Joe illustrated Brian Azzarello’s script which, if I remember correctly, was light on direction being primarily dialogue. That was the kind of script he preferred to work from; one which allowed him to find his own way to tell the story Brian wrote.

After my ill-fated attempt at computer coloring the book, Joe chose to color the book himself, working with Doc Martin dyes and colored pencils on blue-line art boards—these were boards where the line art was printed in what used to be known as ‘non-reproductive’ blue (but in these days of digital scanning, everything reproduces). We had the boards scanned by Frank Cuonzo of Mada Design, a graphic design company in Manhattan founded by Stan Madaloni, a Kubert School alumnus, and heavily staffed by Kubert School alumni (full disclosure: I worked there for a year after I graduated from the Kubert School in 1996; Frank was a classmate of mine).

Once everything was scanned in, I had to line up the black line scans with the color scans using Photoshop; every page was “off” by a just a little bit.

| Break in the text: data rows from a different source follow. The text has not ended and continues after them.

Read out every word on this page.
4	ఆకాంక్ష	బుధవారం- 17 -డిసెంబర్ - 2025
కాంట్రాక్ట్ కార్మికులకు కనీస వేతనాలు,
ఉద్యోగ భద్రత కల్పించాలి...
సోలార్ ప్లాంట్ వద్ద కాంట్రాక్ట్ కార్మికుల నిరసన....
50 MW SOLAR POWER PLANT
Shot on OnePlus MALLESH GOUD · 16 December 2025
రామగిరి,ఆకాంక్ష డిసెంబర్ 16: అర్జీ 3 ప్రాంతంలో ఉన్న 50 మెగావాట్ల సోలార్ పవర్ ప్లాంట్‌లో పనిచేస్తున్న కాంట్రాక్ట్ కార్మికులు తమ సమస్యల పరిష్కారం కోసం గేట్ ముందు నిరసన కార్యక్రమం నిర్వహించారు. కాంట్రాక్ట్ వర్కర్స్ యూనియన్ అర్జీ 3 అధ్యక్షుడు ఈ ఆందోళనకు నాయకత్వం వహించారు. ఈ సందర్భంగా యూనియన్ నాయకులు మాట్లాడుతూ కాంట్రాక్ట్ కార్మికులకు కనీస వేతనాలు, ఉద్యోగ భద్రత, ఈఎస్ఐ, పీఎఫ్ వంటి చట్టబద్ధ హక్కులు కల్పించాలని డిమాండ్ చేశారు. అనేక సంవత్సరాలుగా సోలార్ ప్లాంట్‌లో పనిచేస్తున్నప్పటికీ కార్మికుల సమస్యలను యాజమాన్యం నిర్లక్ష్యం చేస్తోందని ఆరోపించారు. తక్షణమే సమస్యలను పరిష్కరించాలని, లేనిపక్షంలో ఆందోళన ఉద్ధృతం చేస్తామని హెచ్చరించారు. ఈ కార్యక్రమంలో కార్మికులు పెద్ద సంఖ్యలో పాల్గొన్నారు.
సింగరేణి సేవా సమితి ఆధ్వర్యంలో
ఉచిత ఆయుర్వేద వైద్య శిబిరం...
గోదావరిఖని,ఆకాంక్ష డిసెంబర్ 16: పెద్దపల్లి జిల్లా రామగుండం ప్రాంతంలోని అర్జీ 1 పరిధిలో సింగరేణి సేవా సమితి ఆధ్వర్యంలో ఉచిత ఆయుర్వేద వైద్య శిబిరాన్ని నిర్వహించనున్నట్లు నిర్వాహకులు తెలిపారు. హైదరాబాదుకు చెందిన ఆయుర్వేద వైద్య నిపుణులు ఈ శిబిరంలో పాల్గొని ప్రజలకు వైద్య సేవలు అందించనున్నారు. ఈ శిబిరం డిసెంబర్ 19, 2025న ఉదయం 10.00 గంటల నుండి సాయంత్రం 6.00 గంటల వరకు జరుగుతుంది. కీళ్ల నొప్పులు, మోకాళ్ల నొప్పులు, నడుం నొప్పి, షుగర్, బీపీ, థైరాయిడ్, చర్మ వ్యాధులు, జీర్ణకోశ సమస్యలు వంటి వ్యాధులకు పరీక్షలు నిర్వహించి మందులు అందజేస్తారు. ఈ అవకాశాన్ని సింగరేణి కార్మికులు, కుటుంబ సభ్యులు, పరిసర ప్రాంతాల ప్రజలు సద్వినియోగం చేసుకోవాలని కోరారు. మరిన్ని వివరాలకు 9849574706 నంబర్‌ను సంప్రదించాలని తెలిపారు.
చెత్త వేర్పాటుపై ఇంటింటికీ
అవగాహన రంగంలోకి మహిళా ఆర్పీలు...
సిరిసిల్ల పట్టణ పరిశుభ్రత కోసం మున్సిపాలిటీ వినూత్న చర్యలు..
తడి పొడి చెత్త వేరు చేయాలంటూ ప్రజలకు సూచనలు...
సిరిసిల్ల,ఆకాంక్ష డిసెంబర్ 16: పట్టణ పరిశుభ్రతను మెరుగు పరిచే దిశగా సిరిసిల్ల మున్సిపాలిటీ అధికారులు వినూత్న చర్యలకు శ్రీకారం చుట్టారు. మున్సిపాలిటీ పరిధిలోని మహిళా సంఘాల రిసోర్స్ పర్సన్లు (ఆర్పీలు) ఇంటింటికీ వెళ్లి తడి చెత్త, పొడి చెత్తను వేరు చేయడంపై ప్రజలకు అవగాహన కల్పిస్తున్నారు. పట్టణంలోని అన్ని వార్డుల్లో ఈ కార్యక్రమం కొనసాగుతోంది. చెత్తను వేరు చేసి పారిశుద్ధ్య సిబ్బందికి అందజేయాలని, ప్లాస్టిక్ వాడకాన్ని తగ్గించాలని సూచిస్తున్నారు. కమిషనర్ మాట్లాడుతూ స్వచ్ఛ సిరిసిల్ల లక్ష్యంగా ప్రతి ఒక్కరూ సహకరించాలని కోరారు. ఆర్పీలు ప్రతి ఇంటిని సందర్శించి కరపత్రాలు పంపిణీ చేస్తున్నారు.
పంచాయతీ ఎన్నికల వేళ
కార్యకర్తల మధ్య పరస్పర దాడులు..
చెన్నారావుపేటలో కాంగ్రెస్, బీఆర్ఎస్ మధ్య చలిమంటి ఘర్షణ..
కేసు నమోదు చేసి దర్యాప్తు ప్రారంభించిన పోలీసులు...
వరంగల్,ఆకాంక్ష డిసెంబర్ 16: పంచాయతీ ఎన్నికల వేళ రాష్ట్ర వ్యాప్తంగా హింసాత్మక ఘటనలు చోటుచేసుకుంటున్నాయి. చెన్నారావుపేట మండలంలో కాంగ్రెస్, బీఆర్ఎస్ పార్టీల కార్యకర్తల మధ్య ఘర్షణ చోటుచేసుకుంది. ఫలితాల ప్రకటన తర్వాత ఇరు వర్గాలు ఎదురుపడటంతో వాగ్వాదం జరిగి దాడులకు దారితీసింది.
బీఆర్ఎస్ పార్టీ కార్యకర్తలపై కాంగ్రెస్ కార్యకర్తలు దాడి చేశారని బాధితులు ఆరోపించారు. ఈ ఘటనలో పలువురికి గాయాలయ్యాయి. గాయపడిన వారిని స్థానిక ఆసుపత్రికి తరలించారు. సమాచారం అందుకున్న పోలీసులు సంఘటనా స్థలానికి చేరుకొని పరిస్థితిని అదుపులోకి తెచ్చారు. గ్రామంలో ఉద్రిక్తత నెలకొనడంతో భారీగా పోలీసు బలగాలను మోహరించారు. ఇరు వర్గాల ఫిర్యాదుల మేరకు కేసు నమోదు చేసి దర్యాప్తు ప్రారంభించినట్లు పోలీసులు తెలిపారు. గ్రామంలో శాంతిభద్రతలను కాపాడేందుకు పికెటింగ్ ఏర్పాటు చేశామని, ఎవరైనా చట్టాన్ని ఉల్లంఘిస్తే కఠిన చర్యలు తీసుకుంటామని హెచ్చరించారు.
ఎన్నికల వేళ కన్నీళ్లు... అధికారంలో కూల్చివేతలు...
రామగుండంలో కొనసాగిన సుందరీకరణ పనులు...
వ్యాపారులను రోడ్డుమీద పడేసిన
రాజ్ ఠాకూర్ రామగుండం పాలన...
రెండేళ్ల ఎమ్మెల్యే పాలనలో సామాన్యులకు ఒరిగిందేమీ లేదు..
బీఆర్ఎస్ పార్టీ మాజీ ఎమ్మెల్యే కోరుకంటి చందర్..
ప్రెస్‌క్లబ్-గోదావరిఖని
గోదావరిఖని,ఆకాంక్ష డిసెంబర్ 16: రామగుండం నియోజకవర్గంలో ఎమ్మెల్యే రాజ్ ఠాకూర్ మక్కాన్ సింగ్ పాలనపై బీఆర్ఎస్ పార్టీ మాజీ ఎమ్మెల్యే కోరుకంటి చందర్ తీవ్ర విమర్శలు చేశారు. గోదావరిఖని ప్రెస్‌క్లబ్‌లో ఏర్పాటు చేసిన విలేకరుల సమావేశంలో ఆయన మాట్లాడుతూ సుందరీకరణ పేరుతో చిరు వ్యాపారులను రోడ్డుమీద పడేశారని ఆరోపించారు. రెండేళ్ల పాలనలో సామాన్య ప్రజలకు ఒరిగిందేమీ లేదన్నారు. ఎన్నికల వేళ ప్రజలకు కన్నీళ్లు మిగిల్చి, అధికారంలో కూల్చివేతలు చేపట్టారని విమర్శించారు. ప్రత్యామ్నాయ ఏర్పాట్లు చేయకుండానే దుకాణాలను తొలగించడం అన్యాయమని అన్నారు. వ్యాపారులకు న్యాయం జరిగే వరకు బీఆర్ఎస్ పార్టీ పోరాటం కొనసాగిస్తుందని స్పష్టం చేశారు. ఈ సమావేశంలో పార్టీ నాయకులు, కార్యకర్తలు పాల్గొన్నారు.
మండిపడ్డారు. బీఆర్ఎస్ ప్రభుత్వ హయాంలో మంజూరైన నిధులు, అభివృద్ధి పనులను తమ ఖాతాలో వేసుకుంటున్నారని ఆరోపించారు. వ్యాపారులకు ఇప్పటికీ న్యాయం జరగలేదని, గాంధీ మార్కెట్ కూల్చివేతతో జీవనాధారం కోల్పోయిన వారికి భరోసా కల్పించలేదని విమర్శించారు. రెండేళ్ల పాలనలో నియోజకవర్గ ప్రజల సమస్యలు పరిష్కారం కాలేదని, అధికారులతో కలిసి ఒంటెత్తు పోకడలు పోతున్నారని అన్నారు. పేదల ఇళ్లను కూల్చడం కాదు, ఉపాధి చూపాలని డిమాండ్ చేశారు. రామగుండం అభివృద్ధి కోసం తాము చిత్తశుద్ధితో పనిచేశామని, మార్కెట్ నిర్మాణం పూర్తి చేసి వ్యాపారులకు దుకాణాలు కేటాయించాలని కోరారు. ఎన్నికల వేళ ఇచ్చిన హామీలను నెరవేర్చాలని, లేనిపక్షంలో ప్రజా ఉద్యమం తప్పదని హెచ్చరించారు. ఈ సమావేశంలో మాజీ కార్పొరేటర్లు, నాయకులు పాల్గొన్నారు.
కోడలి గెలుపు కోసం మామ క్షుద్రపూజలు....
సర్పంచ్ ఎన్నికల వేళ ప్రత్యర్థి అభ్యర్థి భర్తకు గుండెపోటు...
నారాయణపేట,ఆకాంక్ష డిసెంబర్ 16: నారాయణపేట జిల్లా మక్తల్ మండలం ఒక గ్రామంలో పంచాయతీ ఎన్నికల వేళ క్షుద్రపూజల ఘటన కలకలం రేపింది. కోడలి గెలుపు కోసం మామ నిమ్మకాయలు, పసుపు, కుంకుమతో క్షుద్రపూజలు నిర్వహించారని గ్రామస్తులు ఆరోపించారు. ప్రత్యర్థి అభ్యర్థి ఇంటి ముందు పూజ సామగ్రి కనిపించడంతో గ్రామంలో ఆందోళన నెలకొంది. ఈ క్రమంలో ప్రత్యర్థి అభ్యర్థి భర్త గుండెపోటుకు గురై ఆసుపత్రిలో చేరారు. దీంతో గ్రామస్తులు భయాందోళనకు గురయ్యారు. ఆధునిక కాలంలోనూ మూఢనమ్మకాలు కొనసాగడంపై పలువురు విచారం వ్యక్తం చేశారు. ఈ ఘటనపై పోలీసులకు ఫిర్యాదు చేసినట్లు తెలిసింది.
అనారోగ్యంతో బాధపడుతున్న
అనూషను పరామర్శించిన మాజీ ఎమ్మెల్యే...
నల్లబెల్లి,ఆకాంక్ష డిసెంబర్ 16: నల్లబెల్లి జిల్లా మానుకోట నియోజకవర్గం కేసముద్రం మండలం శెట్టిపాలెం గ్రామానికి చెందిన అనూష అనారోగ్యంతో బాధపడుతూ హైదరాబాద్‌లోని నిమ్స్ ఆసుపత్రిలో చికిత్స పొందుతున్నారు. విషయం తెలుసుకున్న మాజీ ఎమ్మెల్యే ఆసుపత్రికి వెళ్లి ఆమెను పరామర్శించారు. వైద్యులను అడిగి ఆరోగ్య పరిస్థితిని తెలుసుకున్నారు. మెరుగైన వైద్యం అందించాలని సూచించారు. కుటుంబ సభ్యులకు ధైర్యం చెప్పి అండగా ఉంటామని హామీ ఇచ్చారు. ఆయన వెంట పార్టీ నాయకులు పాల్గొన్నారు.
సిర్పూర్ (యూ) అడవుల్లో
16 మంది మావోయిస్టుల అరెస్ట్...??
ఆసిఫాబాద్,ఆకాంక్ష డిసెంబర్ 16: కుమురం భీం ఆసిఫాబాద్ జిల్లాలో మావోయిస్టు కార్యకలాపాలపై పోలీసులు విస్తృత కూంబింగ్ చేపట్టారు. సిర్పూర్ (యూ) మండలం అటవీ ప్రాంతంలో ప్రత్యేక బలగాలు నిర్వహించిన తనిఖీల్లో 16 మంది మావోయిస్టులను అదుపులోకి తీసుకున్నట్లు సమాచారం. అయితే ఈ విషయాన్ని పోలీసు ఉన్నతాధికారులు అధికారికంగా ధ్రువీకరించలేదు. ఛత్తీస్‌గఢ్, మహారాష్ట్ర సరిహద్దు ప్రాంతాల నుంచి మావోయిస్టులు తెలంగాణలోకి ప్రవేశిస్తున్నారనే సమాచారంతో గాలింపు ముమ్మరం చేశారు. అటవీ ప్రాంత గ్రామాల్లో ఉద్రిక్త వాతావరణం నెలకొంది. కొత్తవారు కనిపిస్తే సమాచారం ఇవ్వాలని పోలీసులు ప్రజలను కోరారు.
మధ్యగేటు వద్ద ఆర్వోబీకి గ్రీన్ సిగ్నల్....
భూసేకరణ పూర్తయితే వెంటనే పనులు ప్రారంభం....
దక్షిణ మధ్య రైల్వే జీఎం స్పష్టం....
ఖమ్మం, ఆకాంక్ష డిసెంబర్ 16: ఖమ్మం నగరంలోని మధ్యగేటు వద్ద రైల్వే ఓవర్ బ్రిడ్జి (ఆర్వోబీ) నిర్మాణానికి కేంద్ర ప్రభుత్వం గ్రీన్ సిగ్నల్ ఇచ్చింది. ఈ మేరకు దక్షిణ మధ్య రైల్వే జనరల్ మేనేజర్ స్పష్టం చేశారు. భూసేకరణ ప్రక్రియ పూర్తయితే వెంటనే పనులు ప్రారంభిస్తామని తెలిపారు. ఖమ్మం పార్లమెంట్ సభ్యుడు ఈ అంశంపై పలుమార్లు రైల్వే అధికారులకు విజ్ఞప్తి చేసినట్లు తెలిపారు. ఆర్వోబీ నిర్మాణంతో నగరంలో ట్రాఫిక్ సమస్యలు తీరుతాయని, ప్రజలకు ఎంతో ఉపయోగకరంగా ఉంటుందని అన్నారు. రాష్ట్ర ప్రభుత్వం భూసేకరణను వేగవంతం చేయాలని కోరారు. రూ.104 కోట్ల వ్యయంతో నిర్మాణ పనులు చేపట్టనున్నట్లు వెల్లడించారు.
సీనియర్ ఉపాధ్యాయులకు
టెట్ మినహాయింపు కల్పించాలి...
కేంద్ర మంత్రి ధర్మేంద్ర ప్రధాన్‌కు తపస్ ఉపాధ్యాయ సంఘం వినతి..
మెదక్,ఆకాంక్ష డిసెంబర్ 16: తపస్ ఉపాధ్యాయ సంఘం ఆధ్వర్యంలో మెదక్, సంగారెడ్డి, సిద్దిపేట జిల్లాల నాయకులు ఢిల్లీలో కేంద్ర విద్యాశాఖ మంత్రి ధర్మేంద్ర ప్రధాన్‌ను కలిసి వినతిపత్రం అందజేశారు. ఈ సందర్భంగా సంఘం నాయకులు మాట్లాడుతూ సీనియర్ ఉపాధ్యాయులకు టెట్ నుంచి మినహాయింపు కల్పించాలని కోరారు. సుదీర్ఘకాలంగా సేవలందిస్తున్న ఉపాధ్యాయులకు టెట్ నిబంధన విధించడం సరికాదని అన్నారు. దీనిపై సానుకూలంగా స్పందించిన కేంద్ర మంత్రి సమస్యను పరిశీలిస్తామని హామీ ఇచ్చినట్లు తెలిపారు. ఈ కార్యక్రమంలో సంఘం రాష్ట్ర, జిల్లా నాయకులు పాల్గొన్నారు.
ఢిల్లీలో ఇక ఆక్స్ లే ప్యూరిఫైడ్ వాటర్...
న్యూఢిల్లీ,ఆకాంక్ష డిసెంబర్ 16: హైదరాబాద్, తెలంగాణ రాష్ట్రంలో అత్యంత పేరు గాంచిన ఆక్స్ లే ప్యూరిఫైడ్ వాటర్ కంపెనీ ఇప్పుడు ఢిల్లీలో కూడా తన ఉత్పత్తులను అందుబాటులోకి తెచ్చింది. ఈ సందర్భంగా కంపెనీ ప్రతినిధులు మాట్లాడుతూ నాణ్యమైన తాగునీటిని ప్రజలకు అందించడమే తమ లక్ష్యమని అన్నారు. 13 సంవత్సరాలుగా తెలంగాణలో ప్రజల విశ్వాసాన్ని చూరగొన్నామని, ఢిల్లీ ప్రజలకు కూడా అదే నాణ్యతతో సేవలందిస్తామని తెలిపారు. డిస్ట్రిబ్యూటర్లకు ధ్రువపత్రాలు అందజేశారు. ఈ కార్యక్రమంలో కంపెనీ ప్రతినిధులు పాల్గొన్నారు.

Not a difficult task, but a time-consuming one, especially considering the book was 140 pages in length and we were producing PS full-time at that point as well as working on this book AND Yossel. It got to the point where one of the Vertigo editors wanted to know when they could expect the materials to be delivered to them so they could print the book. Joe’s answer: “When it’s done.”


JEW GANGSTER

This book, originally published by Byron Preiss’ iBooks, was first going to be published by DC Comics. There was at least one objection to the title made by someone high up in the ranks which led to DC passing on the book. Byron Preiss heard about it - maybe from Joe, maybe because he always seemed to know what was going on - and told Joe he’d publish it sight unseen.

Byron came up with the cover idea for the iBooks edition of the book (I believe he came up with the cover idea for YOSSEL as well, now that I’m thinking about it) while we were sitting in his office. I’m not sure who came up with the logo, but I wish someone else had.

Joe had plans for a second and third book in the series and actually wrote and roughed out the entire second book but never took it past that stage. Some other job was always coming along; although he would’ve gotten to it eventually. I remember a big multi-page fight between Ruby (the main character) and someone else, but not much else.

The size of the iBooks edition was inspired by Joe’s looking at manga publications (I’m not sure which ones, but they were showing up in his box of DC comps every month for awhile) and his initial desire was to get something published on newsprint or a similar paper stock.